General Hospital of Chinese People's Liberation Army, Beijing 100853, PR China.
Beijing Institute of Basic Medical Sciences, Beijing 100850, PR China.
FEBS Lett. 2014 Jun 5;588(12):2063-9. doi: 10.1016/j.febslet.2014.04.037. Epub 2014 May 8.
As a cleavage enzyme of precursor TNF-α, the high expression level of ADAM17 in endothelial cells is an important factor in atherosclerosis. In this study, we demonstrate that ADAM17 is the target of miR-152. We found that miR-152 could reduce TNF precursor cleavage and inhibit cell proliferation and migration by targeting ADAM17 in human umbilical vein endothelial cells (HUVECs). Furthermore, the expression pattern of miR-152 and corresponding target ADAM17 was opposite in HUVECs under hypoxic conditions. The levels of circulating miR-152 in AS patient sera were lower than those detected in the sera of normal individuals. Our results indicate that miR-152 may be involved in the development of human atherosclerosis and could be used as diagnostic biomarker or therapeutic target in atherosclerosis.
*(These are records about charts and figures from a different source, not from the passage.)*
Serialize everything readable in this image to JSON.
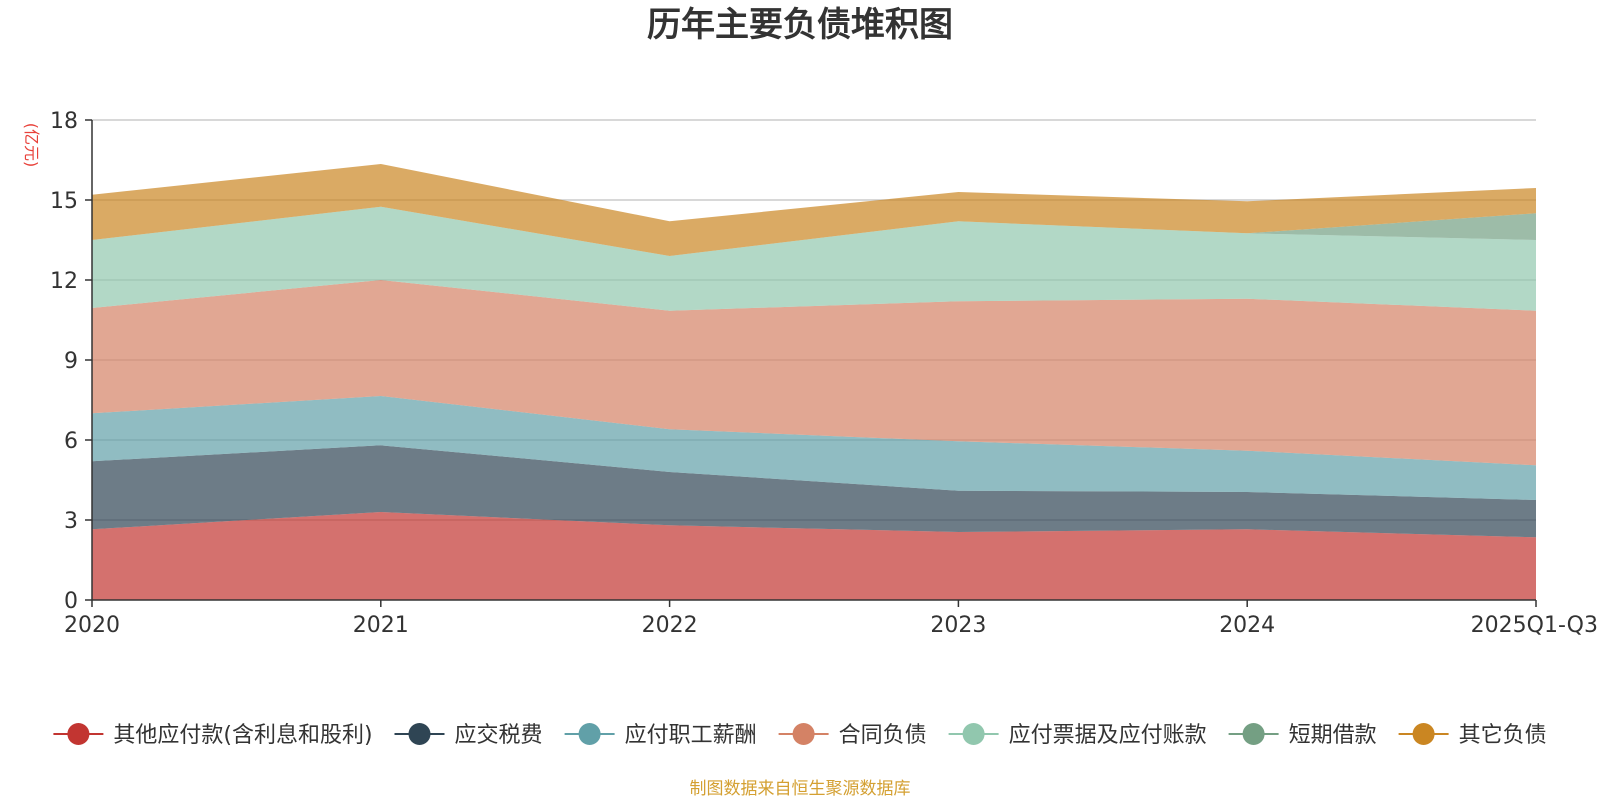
{
  "chart_data": {
    "type": "area",
    "stacked": true,
    "title": "历年主要负债堆积图",
    "ylabel": "(亿元)",
    "xlabel": "",
    "ylim": [
      0,
      18
    ],
    "yticks": [
      0,
      3,
      6,
      9,
      12,
      15,
      18
    ],
    "categories": [
      "2020",
      "2021",
      "2022",
      "2023",
      "2024",
      "2025Q1-Q3"
    ],
    "grid": true,
    "legend_position": "bottom",
    "source": "制图数据来自恒生聚源数据库",
    "series": [
      {
        "name": "其他应付款(含利息和股利)",
        "color": "#c23531",
        "values": [
          2.65,
          3.3,
          2.8,
          2.55,
          2.65,
          2.35
        ]
      },
      {
        "name": "应交税费",
        "color": "#2f4554",
        "values": [
          2.55,
          2.5,
          2.0,
          1.55,
          1.4,
          1.4
        ]
      },
      {
        "name": "应付职工薪酬",
        "color": "#61a0a8",
        "values": [
          1.8,
          1.85,
          1.6,
          1.85,
          1.55,
          1.3
        ]
      },
      {
        "name": "合同负债",
        "color": "#d48265",
        "values": [
          3.95,
          4.35,
          4.45,
          5.25,
          5.7,
          5.8
        ]
      },
      {
        "name": "应付票据及应付账款",
        "color": "#91c7ae",
        "values": [
          2.55,
          2.75,
          2.05,
          3.0,
          2.45,
          2.65
        ]
      },
      {
        "name": "短期借款",
        "color": "#749f83",
        "values": [
          0,
          0,
          0,
          0,
          0,
          1.0
        ]
      },
      {
        "name": "其它负债",
        "color": "#ca8622",
        "values": [
          1.7,
          1.6,
          1.3,
          1.1,
          1.2,
          0.95
        ]
      }
    ]
  }
}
作为前体 TNF-α 的切酶,ADAM17 在血管内皮细胞中的高表达水平是动脉粥样硬化的一个重要因素。在本研究中,我们证明 ADAM17 是 miR-152 的靶标。我们发现 miR-152 可以通过靶向人脐静脉内皮细胞(HUVEC)中的 ADAM17 来减少 TNF 前体的切割,并抑制细胞增殖和迁移。此外,在缺氧条件下,HUVEC 中 miR-152 和相应靶标 ADAM17 的表达模式相反。AS 患者血清中的循环 miR-152 水平低于正常人血清中的检测水平。我们的结果表明,miR-152 可能参与了人类动脉粥样硬化的发生,可作为动脉粥样硬化的诊断生物标志物或治疗靶点。